As for early detection of infectious disease outbreaks, we did not find any prospective evidence showing the capability of digital systems of detection infectious disease outbreaks in real-time. Our results are consistent with some other studies conclusions, pointing out that currently digital systems are not capable of detecting an outbreak [17, 4]. Although there is evidence of informal digital systems publishing reports on outbreaks before official detection (such as in the Polio outbreak of 2013 and 2014 pointed out in the results section) [1], these reports did not actually affect the process of detection. The formal process of detection includes receiving the information, processing the information and using the information. The early digital systems reports were not used in any of the detection phases and did not change the process. It may be viewed as an analogue to screening tests which are effective only if they are capable of changing the natural history of a disease. Since there is no evidence of informal digital systems capable of changing the “natural history of outbreak” so far, they cannot be considered useful for early detection.

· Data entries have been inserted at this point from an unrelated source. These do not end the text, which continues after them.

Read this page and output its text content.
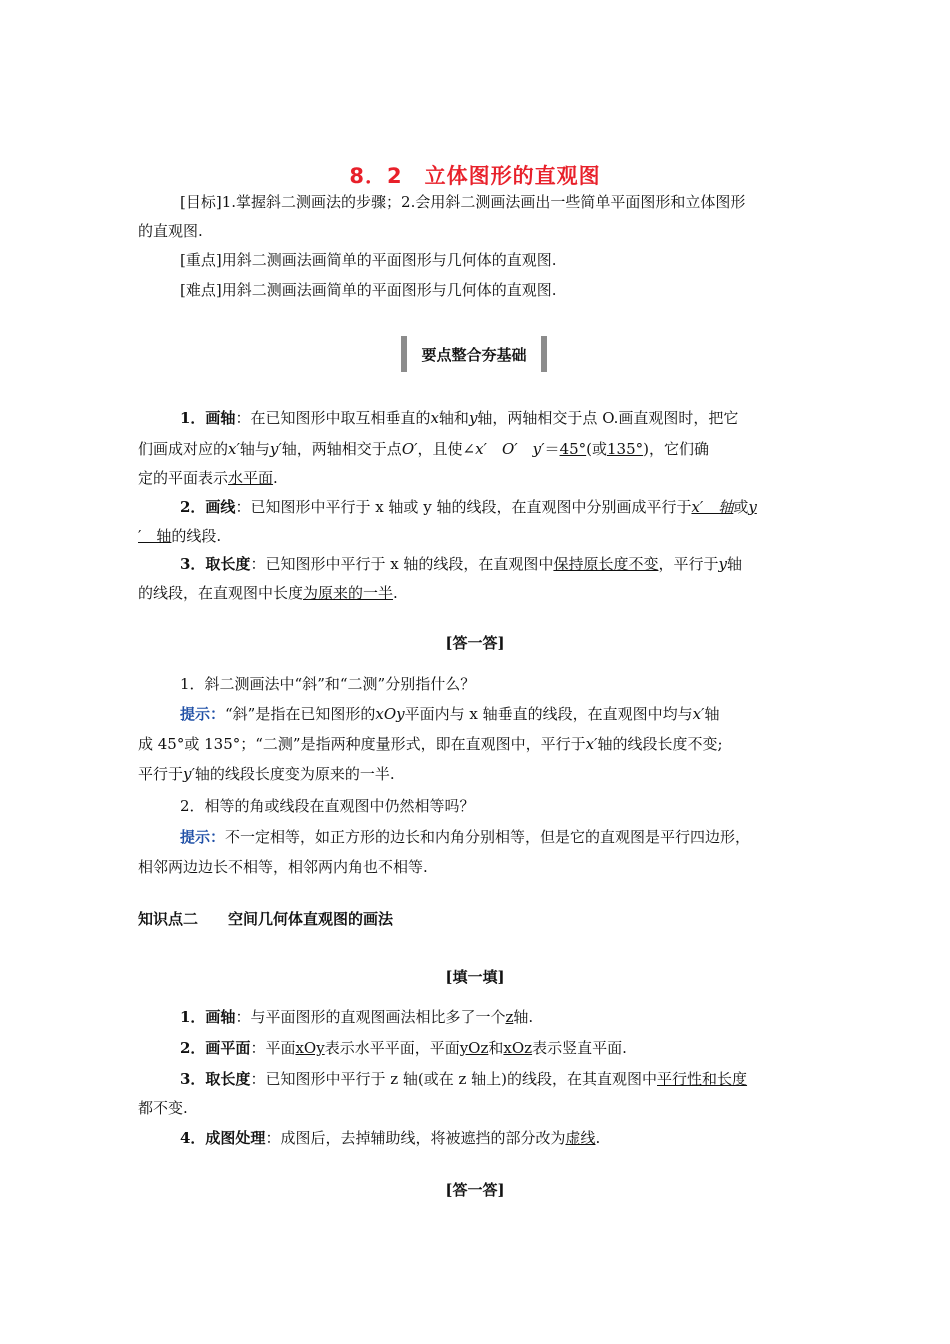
8．2　立体图形的直观图
[目标]1.掌握斜二测画法的步骤；2.会用斜二测画法画出一些简单平面图形和立体图形
的直观图.
[重点]用斜二测画法画简单的平面图形与几何体的直观图.
[难点]用斜二测画法画简单的平面图形与几何体的直观图.
要点整合夯基础
1．画轴：在已知图形中取互相垂直的x轴和y轴，两轴相交于点 O.画直观图时，把它
们画成对应的x′轴与y′轴，两轴相交于点O′，且使∠x′　O′　y′＝45°(或135°)，它们确
定的平面表示水平面.
2．画线：已知图形中平行于 x 轴或 y 轴的线段，在直观图中分别画成平行于x′　轴或y
′　轴的线段.
3．取长度：已知图形中平行于 x 轴的线段，在直观图中保持原长度不变，平行于y轴
的线段，在直观图中长度为原来的一半.
[答一答]
1．斜二测画法中“斜”和“二测”分别指什么？
提示：“斜”是指在已知图形的xOy平面内与 x 轴垂直的线段，在直观图中均与x′轴
成 45°或 135°；“二测”是指两种度量形式，即在直观图中，平行于x′轴的线段长度不变;
平行于y′轴的线段长度变为原来的一半.
2．相等的角或线段在直观图中仍然相等吗？
提示：不一定相等，如正方形的边长和内角分别相等，但是它的直观图是平行四边形，
相邻两边边长不相等，相邻两内角也不相等.
知识点二　　空间几何体直观图的画法
[填一填]
1．画轴：与平面图形的直观图画法相比多了一个z轴.
2．画平面：平面xOy表示水平平面，平面yOz和xOz表示竖直平面.
3．取长度：已知图形中平行于 z 轴(或在 z 轴上)的线段，在其直观图中平行性和长度
都不变.
4．成图处理：成图后，去掉辅助线，将被遮挡的部分改为虚线.
[答一答]
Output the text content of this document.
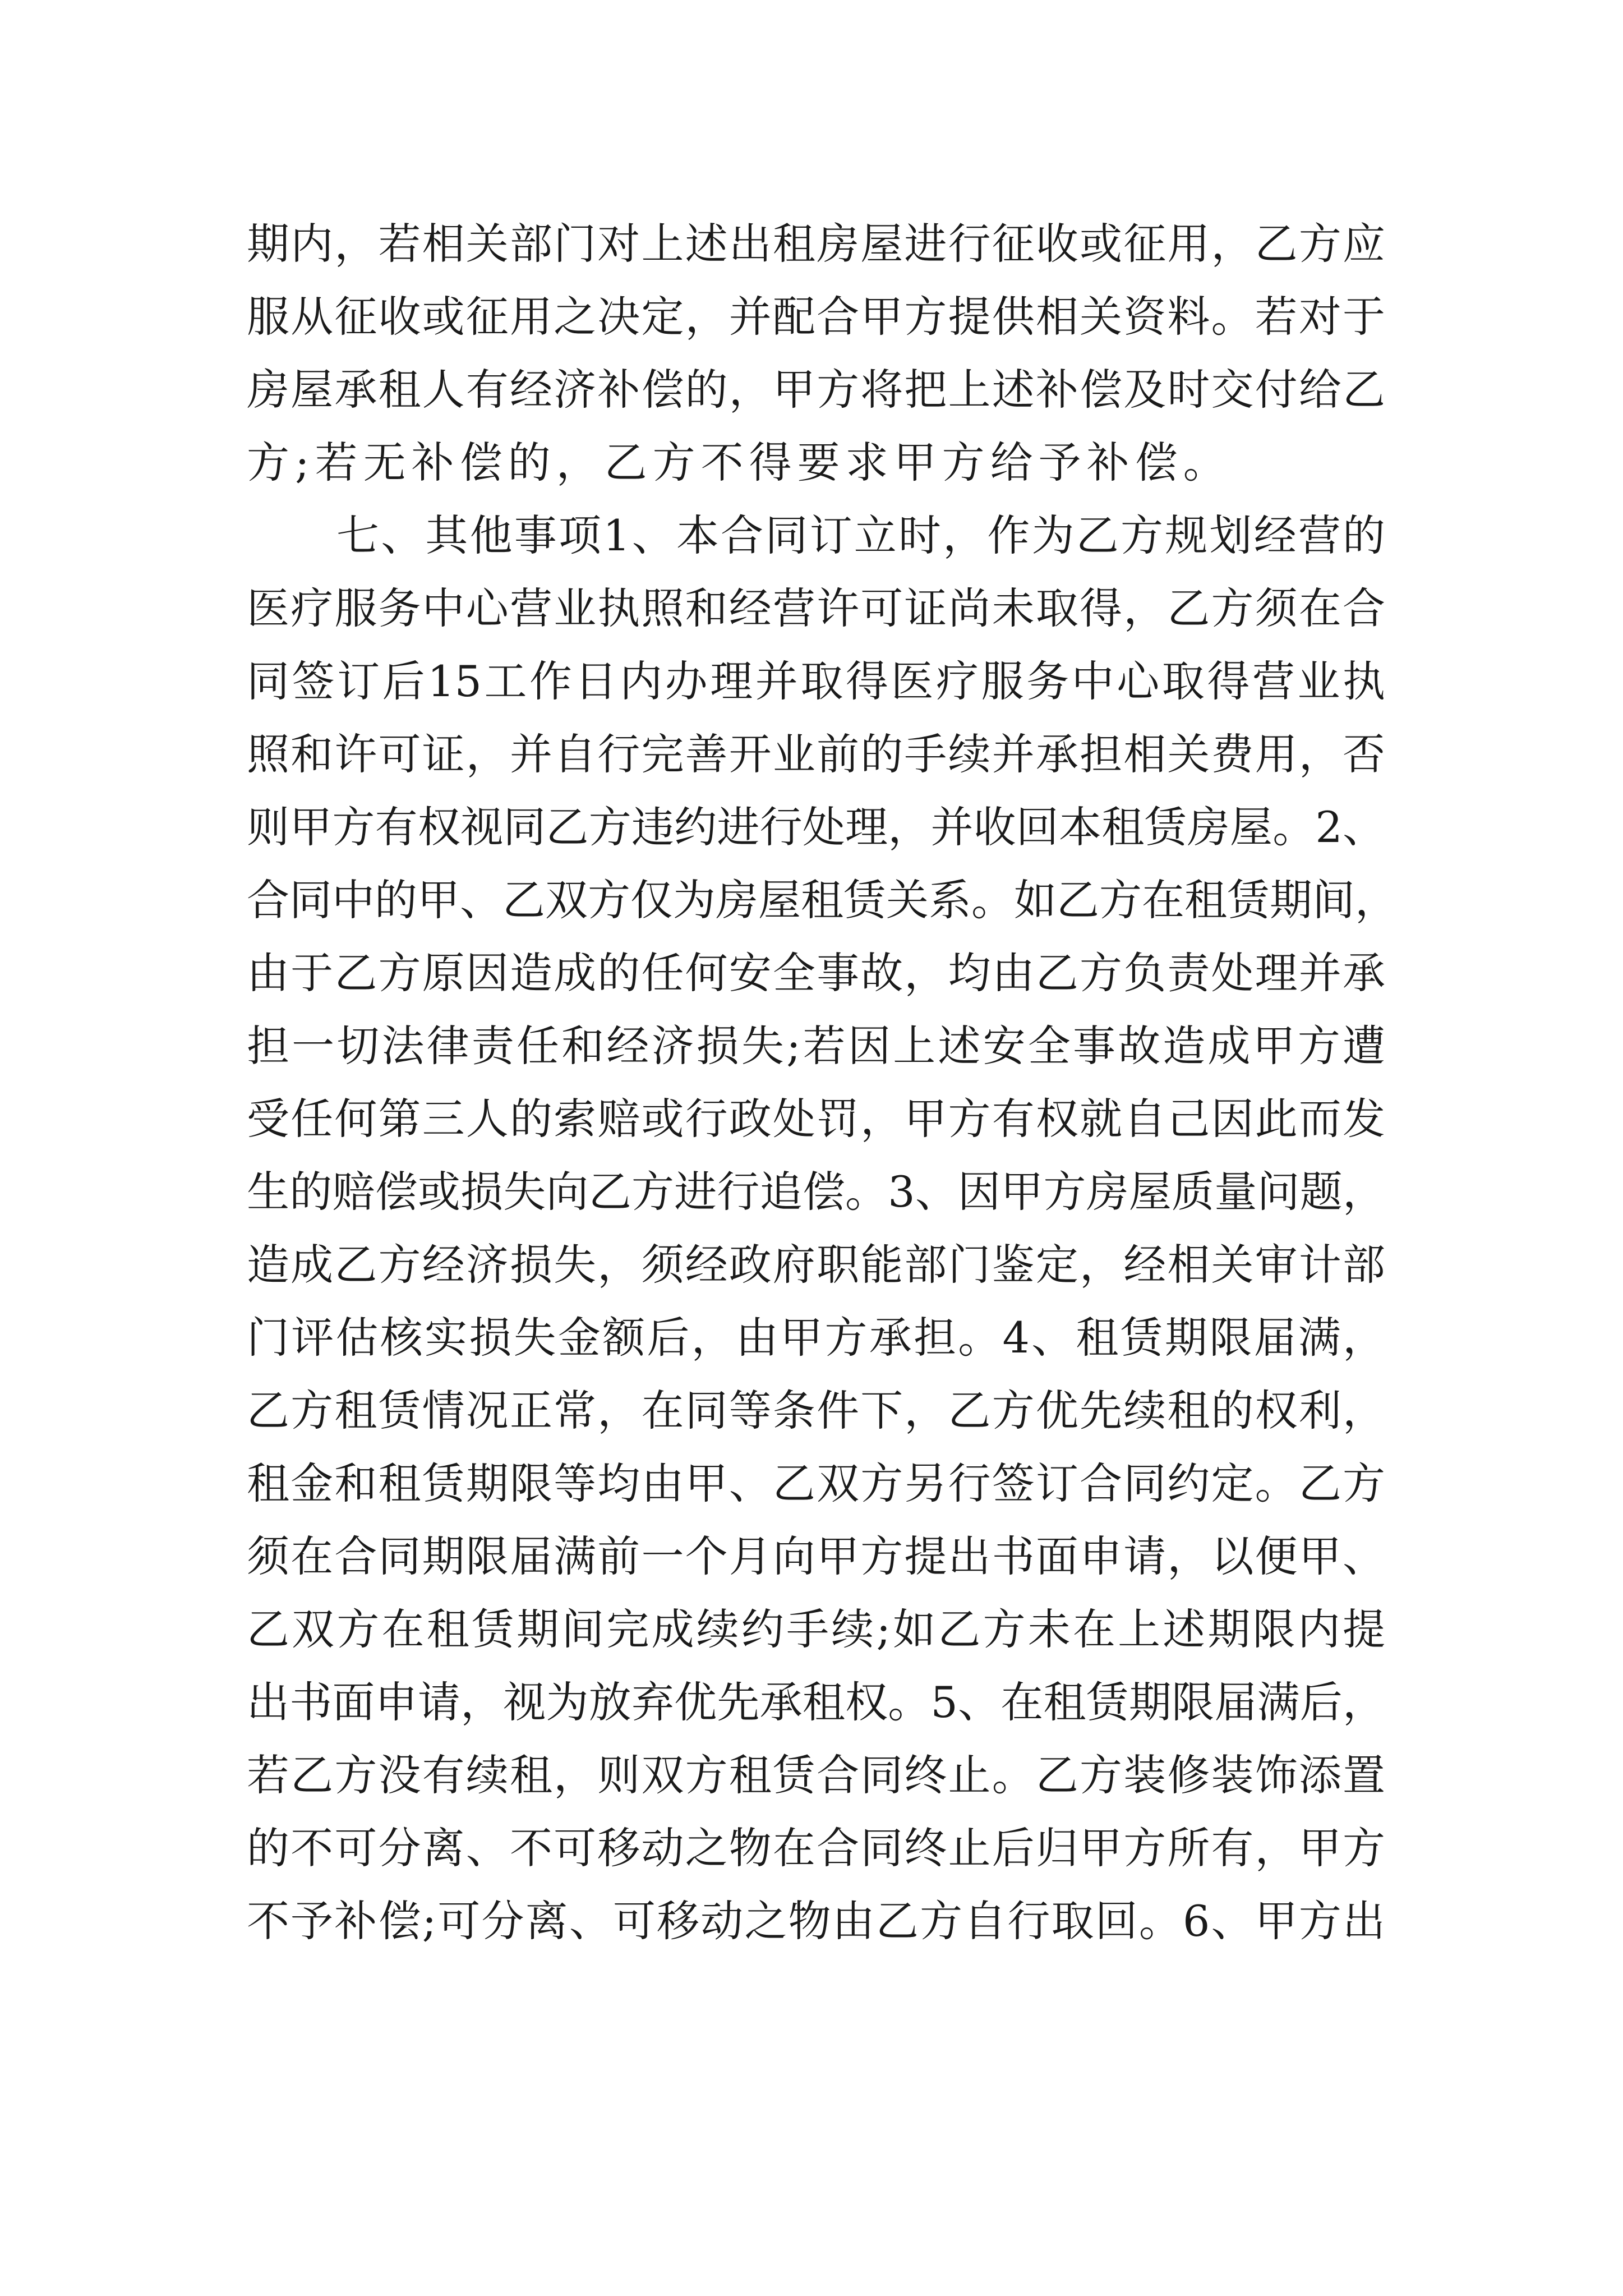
期内，若相关部门对上述出租房屋进行征收或征用，乙方应
服从征收或征用之决定，并配合甲方提供相关资料。若对于
房屋承租人有经济补偿的，甲方将把上述补偿及时交付给乙
方;若无补偿的，乙方不得要求甲方给予补偿。
七、其他事项1、本合同订立时，作为乙方规划经营的
医疗服务中心营业执照和经营许可证尚未取得，乙方须在合
同签订后15工作日内办理并取得医疗服务中心取得营业执
照和许可证，并自行完善开业前的手续并承担相关费用，否
则甲方有权视同乙方违约进行处理，并收回本租赁房屋。2、
合同中的甲、乙双方仅为房屋租赁关系。如乙方在租赁期间，
由于乙方原因造成的任何安全事故，均由乙方负责处理并承
担一切法律责任和经济损失;若因上述安全事故造成甲方遭
受任何第三人的索赔或行政处罚，甲方有权就自己因此而发
生的赔偿或损失向乙方进行追偿。3、因甲方房屋质量问题，
造成乙方经济损失，须经政府职能部门鉴定，经相关审计部
门评估核实损失金额后，由甲方承担。4、租赁期限届满，
乙方租赁情况正常，在同等条件下，乙方优先续租的权利，
租金和租赁期限等均由甲、乙双方另行签订合同约定。乙方
须在合同期限届满前一个月向甲方提出书面申请，以便甲、
乙双方在租赁期间完成续约手续;如乙方未在上述期限内提
出书面申请，视为放弃优先承租权。5、在租赁期限届满后，
若乙方没有续租，则双方租赁合同终止。乙方装修装饰添置
的不可分离、不可移动之物在合同终止后归甲方所有，甲方
不予补偿;可分离、可移动之物由乙方自行取回。6、甲方出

Informal digital systems may also have an important role in disease surveillance. Incorporating informal digital systems into existing formal systems may improve their performance. A study in the United States showed that combining information gathered from informal digital systems with information received from the Texas Influenza-Like-Illness Surveillance Network (ILINet) improved the ability of predicting hospitalizations due to influenza [22]. Another study in the United States showed a good correlation between Google flu searches and emergency department influenza-like illness visits [10].

Moreover, since digital sources usually contains data not captured through traditional methods, they are used by public health organizations, including the Global Outbreak Alert and Response Network of the WHO, which uses digital sources for surveillance on a daily basis [4].

However, the usage of digital systems as a surveillance tool may have some limitations. First, most systems accumulate a huge mass of information on a large variety of diseases, making it difficult to extract critical information. In other words, no integration of the information is performed to yield useful information. The challenge is to present critical information clearly and concisely. Second, digital systems are less specific than traditional surveillance systems, mostly due to false alarms, misinformation and information based on rumors [9, 17]. Therefore, they may not be solely used but as a complementary tool for traditional surveillance systems [17]. A third limitation is the lack of a response system to early warnings. With the lack of such a system, early warning is not useful, as no practical action is followed by the publication of the information. Such a response system may include triggers and decision criteria, which would lead to an appropriate and proportionate response to the threat [17].

To summarize, considerable efforts and resources have been invested in the development of informal digital system for detection of infectious disease outbreaks. As a result, a new generation of informal digital systems has emerged. The most prominent advantage of such systems is their ability to report on an outbreak in near real-time, or, in other words, before the information is officially reported, and by this to be used by public health decision makers for epidemiological assessment and preparation for the pandemic. Currently there is no evidence in the literature for their capability to detect an outbreak at its onset. In addition, there are no hard data to prove the benefits of using such systems before and during an outbreak. We do not believe that they can be used to identify early cases, but should be used as a support system for describing the spread of the disease. The challenge is to empirically assess the efficiency of informal digital systems and their use for decision making and interventions during crisis, as well as to test the systems’ sensitivity and specificity. A more general informal system, which provides syndromic-based analysis of reports disseminated by all currently existing systems, may be the next step toward disease outbreak detection based on informal systems.